Mid-Atlantic Privacy: Interoperability, or Why Bermuda is Not an Island
Note: This post is the last in a series on the Mid-Atlantic Privacy Compass and its Compass Points.
Thanks to the emergence of global platforms like the internet, privacy laws around the world have a kinship or descendancy, and have converged to present a consensus on international standards. Whether formally or otherwise, the regulations and guidance in foreign jurisdictions have a persuasive effect.
Both principles- and risk-based regulation require organisations to conduct a bespoke analysis of their actions and context. While regulatory compliance floors may differ, a focus on a neutral analysis that mitigates the true harms will most benefit individuals.
Organisations should focus on Interoperability with legal regimes, technological platforms, and even future developments. They should be encouraged to develop practices that apply regardless of jurisdiction or technology, as long as the goal is to support individuals' rights.
"No man is an island." John Donne wrote these words in 1624, only fifteen years after the Sea Venture encountered Bermuda. It's often said that Bermuda's founding shipwreck inspired William Shakespeare's The Tempest, and I like to think that Bermuda also inspired Donne. In my short time in Bermuda these past months, I've taken to adapting the phrase with an ironic bent to say that, paradoxically, "Bermuda is not an island."
As true as this philosophy was at the birth of the modern world, thanks to our technological advances the idea has never been more relevant. We are all interconnected. That's how each of us, even those who live on geographical islands, need to think of the world. Everyone is now our neighbour - capable of sending us a message, logging into our system, or observing our behaviour. No one can rely on obscurity as a protection the way they might have before, which can be a jarring notion.
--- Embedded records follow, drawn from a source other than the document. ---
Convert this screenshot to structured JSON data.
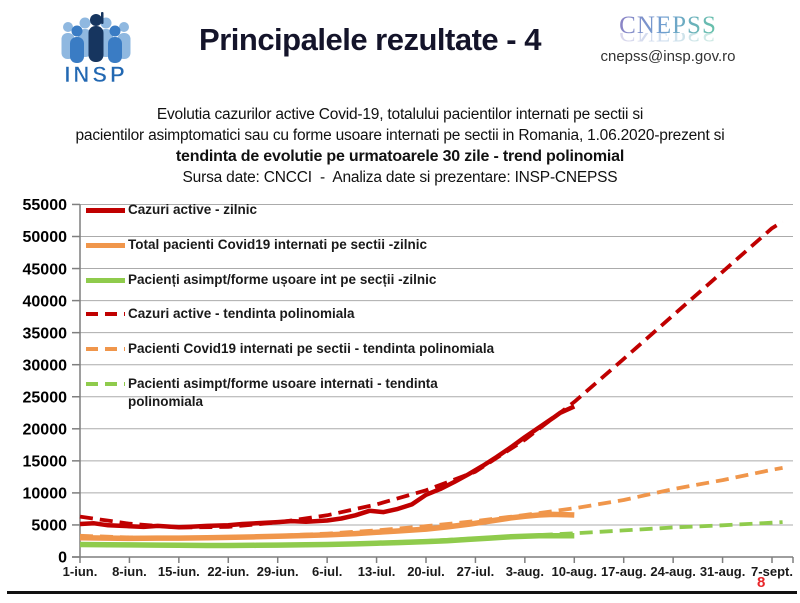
{
  "header": {
    "logo_text": "INSP",
    "title": "Principalele rezultate - 4",
    "org_logo_text": "CNEPSS",
    "org_email": "cnepss@insp.gov.ro"
  },
  "subtitle": {
    "line1": "Evolutia cazurilor active Covid-19, totalului pacientilor internati pe sectii si",
    "line2": "pacientilor asimptomatici sau cu forme usoare internati pe sectii in Romania, 1.06.2020-prezent si",
    "line3": "tendinta de evolutie pe urmatoarele 30 zile - trend polinomial",
    "line4": "Sursa date: CNCCI  -  Analiza date si prezentare: INSP-CNEPSS"
  },
  "page_number": "8",
  "chart_data": {
    "type": "line",
    "title": "",
    "xlabel": "",
    "ylabel": "",
    "ylim": [
      0,
      55000
    ],
    "grid": true,
    "legend_position": "inside-top-left",
    "y_ticks": [
      0,
      5000,
      10000,
      15000,
      20000,
      25000,
      30000,
      35000,
      40000,
      45000,
      50000,
      55000
    ],
    "x_ticks": [
      "1-iun.",
      "8-iun.",
      "15-iun.",
      "22-iun.",
      "29-iun.",
      "6-iul.",
      "13-iul.",
      "20-iul.",
      "27-iul.",
      "3-aug.",
      "10-aug.",
      "17-aug.",
      "24-aug.",
      "31-aug.",
      "7-sept."
    ],
    "x_tick_interval_days": 7,
    "series": [
      {
        "name": "Cazuri active - zilnic",
        "color": "#C00000",
        "style": "solid",
        "width": 4.5,
        "points": [
          [
            0,
            5150
          ],
          [
            2,
            5250
          ],
          [
            4,
            4950
          ],
          [
            7,
            4800
          ],
          [
            9,
            4700
          ],
          [
            11,
            4850
          ],
          [
            14,
            4650
          ],
          [
            16,
            4750
          ],
          [
            18,
            4850
          ],
          [
            21,
            4950
          ],
          [
            23,
            5150
          ],
          [
            25,
            5250
          ],
          [
            28,
            5450
          ],
          [
            30,
            5600
          ],
          [
            32,
            5500
          ],
          [
            35,
            5700
          ],
          [
            37,
            6000
          ],
          [
            39,
            6500
          ],
          [
            41,
            7200
          ],
          [
            43,
            7000
          ],
          [
            45,
            7500
          ],
          [
            47,
            8200
          ],
          [
            49,
            9700
          ],
          [
            51,
            10600
          ],
          [
            53,
            11700
          ],
          [
            55,
            12900
          ],
          [
            57,
            14200
          ],
          [
            59,
            15600
          ],
          [
            61,
            17100
          ],
          [
            63,
            18700
          ],
          [
            65,
            20200
          ],
          [
            67,
            21700
          ],
          [
            68,
            22500
          ],
          [
            70,
            23500
          ]
        ]
      },
      {
        "name": "Total pacienti Covid19 internati pe sectii -zilnic",
        "color": "#F0964B",
        "style": "solid",
        "width": 5.5,
        "points": [
          [
            0,
            3000
          ],
          [
            4,
            2950
          ],
          [
            7,
            2900
          ],
          [
            11,
            2950
          ],
          [
            14,
            2950
          ],
          [
            18,
            3000
          ],
          [
            21,
            3050
          ],
          [
            25,
            3150
          ],
          [
            28,
            3250
          ],
          [
            32,
            3350
          ],
          [
            35,
            3450
          ],
          [
            39,
            3650
          ],
          [
            42,
            3850
          ],
          [
            45,
            4050
          ],
          [
            49,
            4350
          ],
          [
            52,
            4700
          ],
          [
            55,
            5100
          ],
          [
            58,
            5600
          ],
          [
            61,
            6100
          ],
          [
            63,
            6350
          ],
          [
            65,
            6550
          ],
          [
            67,
            6650
          ],
          [
            69,
            6600
          ],
          [
            70,
            6550
          ]
        ]
      },
      {
        "name": "Pacienți asimpt/forme ușoare int pe secții -zilnic",
        "color": "#8FCB4C",
        "style": "solid",
        "width": 5.5,
        "points": [
          [
            0,
            1950
          ],
          [
            4,
            1900
          ],
          [
            7,
            1880
          ],
          [
            11,
            1850
          ],
          [
            14,
            1830
          ],
          [
            18,
            1800
          ],
          [
            21,
            1800
          ],
          [
            25,
            1820
          ],
          [
            28,
            1850
          ],
          [
            32,
            1900
          ],
          [
            35,
            1950
          ],
          [
            39,
            2050
          ],
          [
            42,
            2150
          ],
          [
            45,
            2250
          ],
          [
            49,
            2400
          ],
          [
            52,
            2550
          ],
          [
            55,
            2750
          ],
          [
            58,
            2950
          ],
          [
            61,
            3150
          ],
          [
            63,
            3250
          ],
          [
            65,
            3300
          ],
          [
            67,
            3320
          ],
          [
            70,
            3300
          ]
        ]
      },
      {
        "name": "Cazuri active - tendinta polinomiala",
        "color": "#C00000",
        "style": "dashed",
        "width": 3.8,
        "points": [
          [
            0,
            6300
          ],
          [
            7,
            5200
          ],
          [
            14,
            4600
          ],
          [
            21,
            4700
          ],
          [
            28,
            5400
          ],
          [
            35,
            6500
          ],
          [
            42,
            8200
          ],
          [
            49,
            10400
          ],
          [
            56,
            13300
          ],
          [
            63,
            18300
          ],
          [
            70,
            24200
          ],
          [
            77,
            30900
          ],
          [
            84,
            37700
          ],
          [
            91,
            44500
          ],
          [
            98,
            51300
          ],
          [
            99.5,
            52300
          ]
        ]
      },
      {
        "name": "Pacienti Covid19 internati pe sectii - tendinta polinomiala",
        "color": "#F0964B",
        "style": "dashed",
        "width": 3.8,
        "points": [
          [
            0,
            3300
          ],
          [
            7,
            3050
          ],
          [
            14,
            2950
          ],
          [
            21,
            3050
          ],
          [
            28,
            3300
          ],
          [
            35,
            3650
          ],
          [
            42,
            4150
          ],
          [
            49,
            4800
          ],
          [
            56,
            5600
          ],
          [
            63,
            6550
          ],
          [
            70,
            7600
          ],
          [
            77,
            8900
          ],
          [
            84,
            10600
          ],
          [
            91,
            12000
          ],
          [
            98,
            13600
          ],
          [
            99.5,
            13900
          ]
        ]
      },
      {
        "name": "Pacienti asimpt/forme usoare internati - tendinta polinomiala",
        "color": "#8FCB4C",
        "style": "dashed",
        "width": 3.8,
        "points": [
          [
            0,
            2050
          ],
          [
            7,
            1920
          ],
          [
            14,
            1850
          ],
          [
            21,
            1830
          ],
          [
            28,
            1880
          ],
          [
            35,
            2000
          ],
          [
            42,
            2200
          ],
          [
            49,
            2500
          ],
          [
            56,
            2900
          ],
          [
            63,
            3300
          ],
          [
            70,
            3700
          ],
          [
            77,
            4150
          ],
          [
            84,
            4600
          ],
          [
            91,
            4950
          ],
          [
            98,
            5350
          ],
          [
            99.5,
            5450
          ]
        ]
      }
    ]
  }
}
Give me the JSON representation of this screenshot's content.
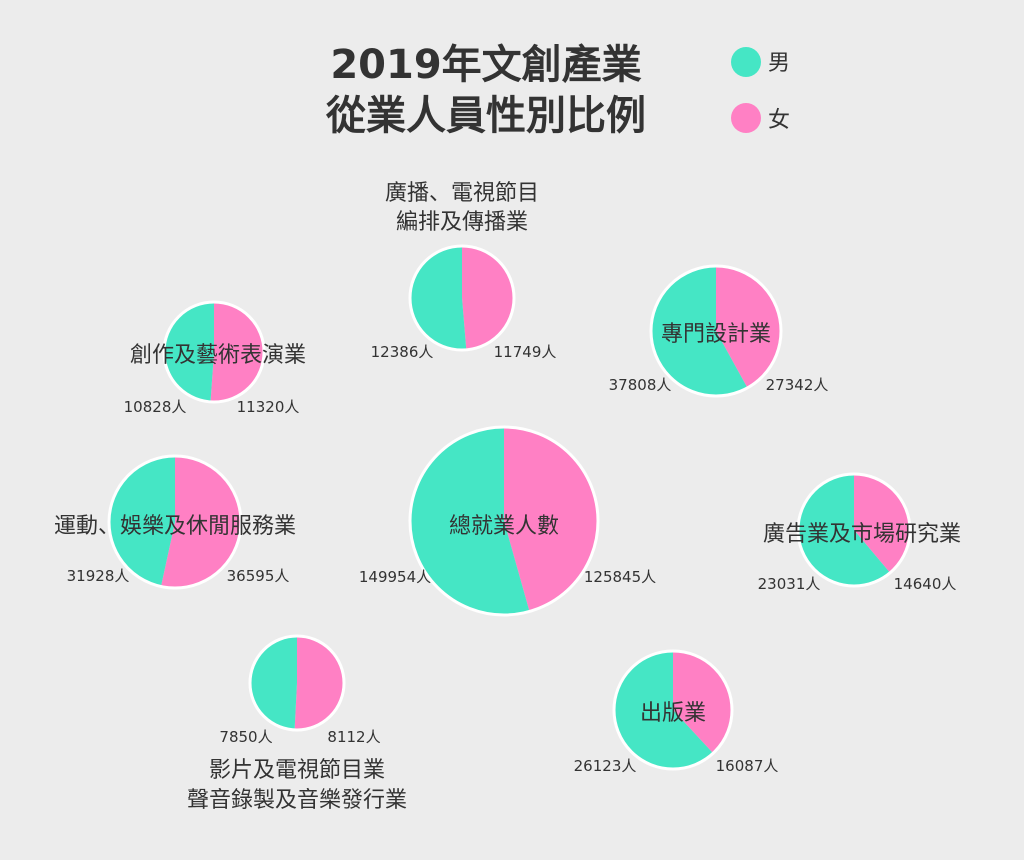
{
  "chart_data": {
    "type": "pie",
    "title_lines": [
      "2019年文創產業",
      "從業人員性別比例"
    ],
    "legend": [
      {
        "label": "男",
        "color": "#45e6c5"
      },
      {
        "label": "女",
        "color": "#ff80c4"
      }
    ],
    "legend_placement": "top-right",
    "unit": "人",
    "pies": [
      {
        "name_lines": [
          "總就業人數"
        ],
        "male": 149954,
        "female": 125845,
        "male_label": "149954人",
        "female_label": "125845人"
      },
      {
        "name_lines": [
          "廣播、電視節目",
          "編排及傳播業"
        ],
        "male": 12386,
        "female": 11749,
        "male_label": "12386人",
        "female_label": "11749人"
      },
      {
        "name_lines": [
          "專門設計業"
        ],
        "male": 37808,
        "female": 27342,
        "male_label": "37808人",
        "female_label": "27342人"
      },
      {
        "name_lines": [
          "創作及藝術表演業"
        ],
        "male": 10828,
        "female": 11320,
        "male_label": "10828人",
        "female_label": "11320人"
      },
      {
        "name_lines": [
          "運動、娛樂及休閒服務業"
        ],
        "male": 31928,
        "female": 36595,
        "male_label": "31928人",
        "female_label": "36595人"
      },
      {
        "name_lines": [
          "廣告業及市場研究業"
        ],
        "male": 23031,
        "female": 14640,
        "male_label": "23031人",
        "female_label": "14640人"
      },
      {
        "name_lines": [
          "影片及電視節目業",
          "聲音錄製及音樂發行業"
        ],
        "male": 7850,
        "female": 8112,
        "male_label": "7850人",
        "female_label": "8112人"
      },
      {
        "name_lines": [
          "出版業"
        ],
        "male": 26123,
        "female": 16087,
        "male_label": "26123人",
        "female_label": "16087人"
      }
    ]
  }
}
The internet particularly is a global platform, despite recent trends to wall off portions, and its insertion into all aspects of our lives has enabled global uses of data. Over past decades, privacy laws have emerged organically from trade or governmental discussions to develop national and international standards behind what responsibilities any organisation that uses data may have. Hearteningly, there has been a remarkable consensus around the world to the structure of ideas like Privacy Principles.
Most privacy laws are based on these principles, suggesting the conceptual guidelines that an organisation must follow. To understand how these principles apply, each entity must conduct a bespoke analysis of its actions and their context. Since organisations must comply worldwide with laws based largely on the same principles, in many cases the analysis leads to consensus best practices across multiple jurisdictions. This is why, whether formally or otherwise, the regulations and guidance in foreign jurisdictions tend to have a persuasive effect.
A similar pattern emerges when laws, and organisations, focus on risk. As entities work to effectively mitigate risks specific to their organisation, the vast majority of those risks and actions are consistent regardless of their exact location or jurisdiction. They may face different regulatory compliance floors, but a focus on risk results in an inherently neutral analysis that mitigates the true harms.
Organisations should be encouraged to develop practices that apply regardless of jurisdiction - so long as they support the rights of individuals. This interoperable approach makes business sense, because it allows an organisation operating in multiple jurisdictions to develop a single business program instead of multiple regimes. This approach also supports a high standard of privacy protection for individuals: because organisations must still meet varied privacy regulatory requirements, the net result is a rising tide that lifts privacy rights.
As a regulator, my office will support this practice by identifying and endorsing guidance and best practices that allow organisations to meet these goals, and approaching regulatory action with understanding, if due diligence and a spirit of good intentions are present.
Organisations should also be encouraged to develop practices that apply interoperably to varied technologies. Often, businesses attempt to lock customers in to their ecosystem in an attempt to corner the market for their attention. In the long run, this approach will only benefit a business that achieves monopolistic proportions - which itself runs afoul of other public policy goals.
Instead, by incentivising organisations to make their products technologically interoperable, we encourage a healthy marketplace and competitive space, where individuals are in the best position to choose the products that meet their needs and to make informed choices about sharing, retrieving, and moving their data.
Organisations should make their practices interoperable in one other way: with the future. By preparing in advance for regulatory trends, technological developments, and the protection of individual rights, these entities can engage in future-proofing that allows them to remain in a position to succeed even as the global environment changes.
If we only focus on one jurisdiction or one technology, one right or one emerging issue, then we merely create a single patch of fabric. Instead, we need to focus on the entire sail. Weaving universal, interoperable business practices will allow us to better catch the wind and move ever forward. We can progress with a single, intact sheet or with a patchwork - if, like our approach, it is seamless.